The show alludes to childhood nostalgia “and thus the innocent times when you had no problems,” said Kim Hern-sik, a pop culture critic in Seoul. “But history tells you that escaping reality is not the answer.”
“Squid Game” is “basically a Korean game story that people would remember as children,” Don Kang, vice president of Korean content for Netflix, told NBC News in an email. “So we knew it would resonate with our members here.”
Its popularity in the West came as a surprise. But Korean cultural exports have been conquering Asia for years, and Netflix was already banking on their growing appeal. The company is spending $ 500 million on Korean content this year, almost the same as it has for the past five years.
Saeji said the success of “Squid Game” after decades of Western cultural influence shows that South Korea can do a TV show with a Hollywood feel “and they can do better”.
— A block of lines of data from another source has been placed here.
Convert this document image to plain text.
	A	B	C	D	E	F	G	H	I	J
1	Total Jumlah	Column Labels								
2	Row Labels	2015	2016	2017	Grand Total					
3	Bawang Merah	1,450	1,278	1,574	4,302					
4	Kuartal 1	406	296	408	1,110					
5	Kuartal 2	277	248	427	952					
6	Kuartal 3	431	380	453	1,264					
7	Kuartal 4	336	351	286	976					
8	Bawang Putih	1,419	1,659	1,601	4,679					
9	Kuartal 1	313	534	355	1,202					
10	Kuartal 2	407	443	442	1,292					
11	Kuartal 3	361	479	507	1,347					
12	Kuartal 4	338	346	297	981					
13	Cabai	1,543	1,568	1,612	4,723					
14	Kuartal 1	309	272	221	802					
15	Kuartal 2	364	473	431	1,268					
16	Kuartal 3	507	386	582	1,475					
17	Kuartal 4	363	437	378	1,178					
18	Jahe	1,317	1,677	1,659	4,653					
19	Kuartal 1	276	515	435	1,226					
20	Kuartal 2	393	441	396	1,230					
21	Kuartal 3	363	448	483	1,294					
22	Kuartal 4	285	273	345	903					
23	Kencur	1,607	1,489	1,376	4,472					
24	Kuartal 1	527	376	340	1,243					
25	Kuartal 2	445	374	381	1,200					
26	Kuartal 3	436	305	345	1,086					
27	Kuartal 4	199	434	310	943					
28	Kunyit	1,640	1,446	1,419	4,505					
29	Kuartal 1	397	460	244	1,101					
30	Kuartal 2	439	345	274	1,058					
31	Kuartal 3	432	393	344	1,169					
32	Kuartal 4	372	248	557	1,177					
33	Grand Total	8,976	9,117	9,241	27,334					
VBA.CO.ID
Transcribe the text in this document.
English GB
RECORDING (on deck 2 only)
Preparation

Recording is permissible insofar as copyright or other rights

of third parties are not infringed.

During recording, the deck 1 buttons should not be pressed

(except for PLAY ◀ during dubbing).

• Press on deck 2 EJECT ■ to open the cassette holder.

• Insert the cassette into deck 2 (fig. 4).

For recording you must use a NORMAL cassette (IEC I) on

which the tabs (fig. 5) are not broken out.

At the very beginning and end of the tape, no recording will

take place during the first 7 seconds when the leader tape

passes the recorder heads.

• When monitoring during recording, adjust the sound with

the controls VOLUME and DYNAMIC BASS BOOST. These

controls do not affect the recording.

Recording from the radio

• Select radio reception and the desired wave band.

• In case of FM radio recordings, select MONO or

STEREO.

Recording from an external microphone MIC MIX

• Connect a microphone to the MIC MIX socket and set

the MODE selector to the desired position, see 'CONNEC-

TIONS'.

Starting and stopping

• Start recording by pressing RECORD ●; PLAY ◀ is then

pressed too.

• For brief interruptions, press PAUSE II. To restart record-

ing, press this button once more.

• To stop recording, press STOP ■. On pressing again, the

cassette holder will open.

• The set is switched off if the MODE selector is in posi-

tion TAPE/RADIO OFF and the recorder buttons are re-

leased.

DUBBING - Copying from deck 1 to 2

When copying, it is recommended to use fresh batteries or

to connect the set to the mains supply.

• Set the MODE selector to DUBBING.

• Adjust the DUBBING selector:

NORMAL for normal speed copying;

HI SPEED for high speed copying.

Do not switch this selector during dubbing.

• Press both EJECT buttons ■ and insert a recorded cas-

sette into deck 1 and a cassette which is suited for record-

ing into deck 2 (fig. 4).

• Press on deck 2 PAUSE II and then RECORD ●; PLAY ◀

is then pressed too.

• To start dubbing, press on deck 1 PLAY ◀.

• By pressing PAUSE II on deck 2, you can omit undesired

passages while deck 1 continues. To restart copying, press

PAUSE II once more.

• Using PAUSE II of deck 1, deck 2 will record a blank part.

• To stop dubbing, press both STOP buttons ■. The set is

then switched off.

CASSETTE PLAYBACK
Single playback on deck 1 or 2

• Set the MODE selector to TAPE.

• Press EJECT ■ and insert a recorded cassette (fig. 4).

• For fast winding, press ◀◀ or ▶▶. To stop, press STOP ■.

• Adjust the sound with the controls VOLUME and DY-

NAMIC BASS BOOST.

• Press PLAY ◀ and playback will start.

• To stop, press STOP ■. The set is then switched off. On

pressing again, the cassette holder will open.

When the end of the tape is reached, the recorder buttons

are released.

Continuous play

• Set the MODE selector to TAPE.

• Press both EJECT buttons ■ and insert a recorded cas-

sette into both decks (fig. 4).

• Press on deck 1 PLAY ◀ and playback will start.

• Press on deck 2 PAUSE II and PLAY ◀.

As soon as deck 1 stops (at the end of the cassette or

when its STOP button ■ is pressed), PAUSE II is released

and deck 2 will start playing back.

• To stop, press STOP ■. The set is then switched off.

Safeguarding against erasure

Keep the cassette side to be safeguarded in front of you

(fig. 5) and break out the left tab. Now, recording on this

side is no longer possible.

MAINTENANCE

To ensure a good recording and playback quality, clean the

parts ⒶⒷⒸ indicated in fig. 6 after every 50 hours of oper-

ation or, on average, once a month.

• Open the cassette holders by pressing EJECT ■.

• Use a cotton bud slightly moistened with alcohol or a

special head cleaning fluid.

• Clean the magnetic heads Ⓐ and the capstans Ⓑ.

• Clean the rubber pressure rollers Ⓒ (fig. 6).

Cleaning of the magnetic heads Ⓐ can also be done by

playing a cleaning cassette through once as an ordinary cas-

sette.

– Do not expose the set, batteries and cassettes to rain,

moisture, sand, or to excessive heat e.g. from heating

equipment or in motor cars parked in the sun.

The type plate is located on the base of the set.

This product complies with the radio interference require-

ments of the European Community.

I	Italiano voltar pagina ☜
While “Squid Game” isn’t the first story about a life-and-death struggle, director Hwang Dong-hyuk, who has a film degree from the University of Southern California, made it influential in his own way, said Oh Dong-jin, a prominent film critic in South Korea.
“Every film borrows this and that from other films. So the key is how creatively you can borrow from different references, ”he said. “Even from that standpoint, the traditional children’s games the show uses make Squid Game pretty original.”
Margie Kim, a Seoul housewife who watches Squid Game with her family, said that while she enjoyed the intensity and the pop-art-influenced graphics, the underlying messages were also important.
“I feel the pain of what our society is going through,” she said. The show deals with so many pressing issues, she said – income inequality, youth unemployment, a rapidly aging society – that her entire family can relate to and talk about them.
“So many ordinary middle-class people live with so much debt,” she said. “I really empathized with the people who joined the game.”
Jennifer Jett reported from Hong Kong and Stella Kim from Los Angeles.